I agree with jmom, Ivey has given you a new voice, and I am glad to receive what you have to say.
Happy Mother's day Gwen...thanks for such a powerful post!
Ivey is lucky to have you as her mother. Happy Mother's Day!
You are an amazing mom and she is an amazing little girl. Will you send me your email address? I would like to talk more with you and ask a few questions about the comment you left me about Tegan putting weight on his legs. I am having to wait until June before we could get back in with his therapist b/c they had put him on a break. Email me at tabatham8@hotmail.com
That was a beautiful letter to a beautiful little girl!

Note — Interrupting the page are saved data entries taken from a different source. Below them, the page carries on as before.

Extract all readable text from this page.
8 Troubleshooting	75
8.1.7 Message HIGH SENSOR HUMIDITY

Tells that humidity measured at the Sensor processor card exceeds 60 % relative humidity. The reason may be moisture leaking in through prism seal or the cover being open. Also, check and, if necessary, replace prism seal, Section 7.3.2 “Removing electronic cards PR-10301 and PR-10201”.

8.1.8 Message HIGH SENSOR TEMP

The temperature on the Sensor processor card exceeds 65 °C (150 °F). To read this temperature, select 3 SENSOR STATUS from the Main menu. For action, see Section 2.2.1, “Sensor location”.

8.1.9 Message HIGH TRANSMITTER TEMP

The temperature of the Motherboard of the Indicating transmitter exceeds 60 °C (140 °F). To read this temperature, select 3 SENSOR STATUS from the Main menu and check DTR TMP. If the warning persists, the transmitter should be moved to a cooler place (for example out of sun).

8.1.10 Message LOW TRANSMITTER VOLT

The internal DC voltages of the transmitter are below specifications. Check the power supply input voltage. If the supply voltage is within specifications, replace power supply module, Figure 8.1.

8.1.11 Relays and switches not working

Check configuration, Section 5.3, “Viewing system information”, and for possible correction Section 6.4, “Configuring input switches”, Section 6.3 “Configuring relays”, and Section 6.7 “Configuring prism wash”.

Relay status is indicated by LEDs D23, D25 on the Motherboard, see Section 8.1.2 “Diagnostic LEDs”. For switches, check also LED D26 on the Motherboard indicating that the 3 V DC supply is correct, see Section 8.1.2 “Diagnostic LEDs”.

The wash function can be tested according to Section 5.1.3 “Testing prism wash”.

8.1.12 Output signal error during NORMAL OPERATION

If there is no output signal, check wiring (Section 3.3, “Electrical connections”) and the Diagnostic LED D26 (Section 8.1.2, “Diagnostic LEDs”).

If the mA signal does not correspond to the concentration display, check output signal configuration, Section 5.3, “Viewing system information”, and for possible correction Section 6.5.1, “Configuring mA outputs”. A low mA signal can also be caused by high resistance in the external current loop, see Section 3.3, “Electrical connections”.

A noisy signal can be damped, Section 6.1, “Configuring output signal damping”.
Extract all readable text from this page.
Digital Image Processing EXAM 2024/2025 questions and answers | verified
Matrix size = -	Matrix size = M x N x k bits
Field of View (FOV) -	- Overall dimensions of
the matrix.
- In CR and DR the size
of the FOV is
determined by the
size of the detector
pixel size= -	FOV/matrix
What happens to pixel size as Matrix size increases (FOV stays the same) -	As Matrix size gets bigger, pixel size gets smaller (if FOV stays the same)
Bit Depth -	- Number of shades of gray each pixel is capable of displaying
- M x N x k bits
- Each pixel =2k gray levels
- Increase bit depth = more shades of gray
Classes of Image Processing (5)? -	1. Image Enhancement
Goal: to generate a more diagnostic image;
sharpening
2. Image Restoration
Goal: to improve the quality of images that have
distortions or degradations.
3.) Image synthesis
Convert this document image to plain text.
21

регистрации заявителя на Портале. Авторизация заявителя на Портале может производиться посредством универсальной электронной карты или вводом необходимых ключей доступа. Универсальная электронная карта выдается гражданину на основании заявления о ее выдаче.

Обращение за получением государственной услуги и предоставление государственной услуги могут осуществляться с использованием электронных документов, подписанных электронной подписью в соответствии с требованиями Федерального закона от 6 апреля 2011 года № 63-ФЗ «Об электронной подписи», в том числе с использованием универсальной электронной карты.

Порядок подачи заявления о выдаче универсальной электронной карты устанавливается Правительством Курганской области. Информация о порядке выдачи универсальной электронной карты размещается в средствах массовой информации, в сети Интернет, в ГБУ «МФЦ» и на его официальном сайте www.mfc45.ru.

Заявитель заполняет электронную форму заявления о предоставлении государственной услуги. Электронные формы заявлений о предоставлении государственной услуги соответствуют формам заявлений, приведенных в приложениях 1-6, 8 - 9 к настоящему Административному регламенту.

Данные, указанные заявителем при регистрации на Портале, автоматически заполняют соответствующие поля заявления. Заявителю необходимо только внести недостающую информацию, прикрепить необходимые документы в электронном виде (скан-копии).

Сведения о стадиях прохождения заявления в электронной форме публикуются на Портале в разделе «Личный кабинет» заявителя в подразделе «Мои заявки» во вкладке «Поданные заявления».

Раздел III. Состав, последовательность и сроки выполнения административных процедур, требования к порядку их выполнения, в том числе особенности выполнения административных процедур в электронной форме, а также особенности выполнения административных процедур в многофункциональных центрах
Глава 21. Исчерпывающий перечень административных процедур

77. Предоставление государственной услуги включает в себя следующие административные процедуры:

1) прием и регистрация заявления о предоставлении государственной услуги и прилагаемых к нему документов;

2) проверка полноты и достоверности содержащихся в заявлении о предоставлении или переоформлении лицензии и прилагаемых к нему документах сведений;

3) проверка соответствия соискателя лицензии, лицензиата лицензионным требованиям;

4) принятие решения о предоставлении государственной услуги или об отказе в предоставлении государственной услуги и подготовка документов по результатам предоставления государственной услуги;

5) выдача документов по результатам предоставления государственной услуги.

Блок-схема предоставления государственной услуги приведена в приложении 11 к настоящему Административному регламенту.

Gwen you write so eloquently about God's Sovereignty! May He continue to bless you and your sweet family!
Beautiful...thank you.
Glad we have met.
Liz
This is a beautiful letter! "We might hear a child's laughter or feel a loved one's hand squeezing ours and suddenly feel overwhelmed with the abundant joy God provides us in our ordinary, humdrum lives." (Barbara Johnson) I think that is how you must have felt - an abudnant joy - when you heard Ivey cry - not that your life is ordinary or humdrum. She has done so much more than any doctor ever thought she would. May I go through mt "humdrum" and "ordinary" days, look to my loved ones and see God's love - HE IS LOVE - and find the abundant joy in the everyday things of life. "Love is the ultimate invitation to life." (Nicole Johnson) May we all RSVP!
Hey Gwen... do you have any pics of Ivey in her new chair you could email me? Gavin and Ivey are about the same size and I'm just curious what it looks like.
I am very excited! How long did it take to get yours in?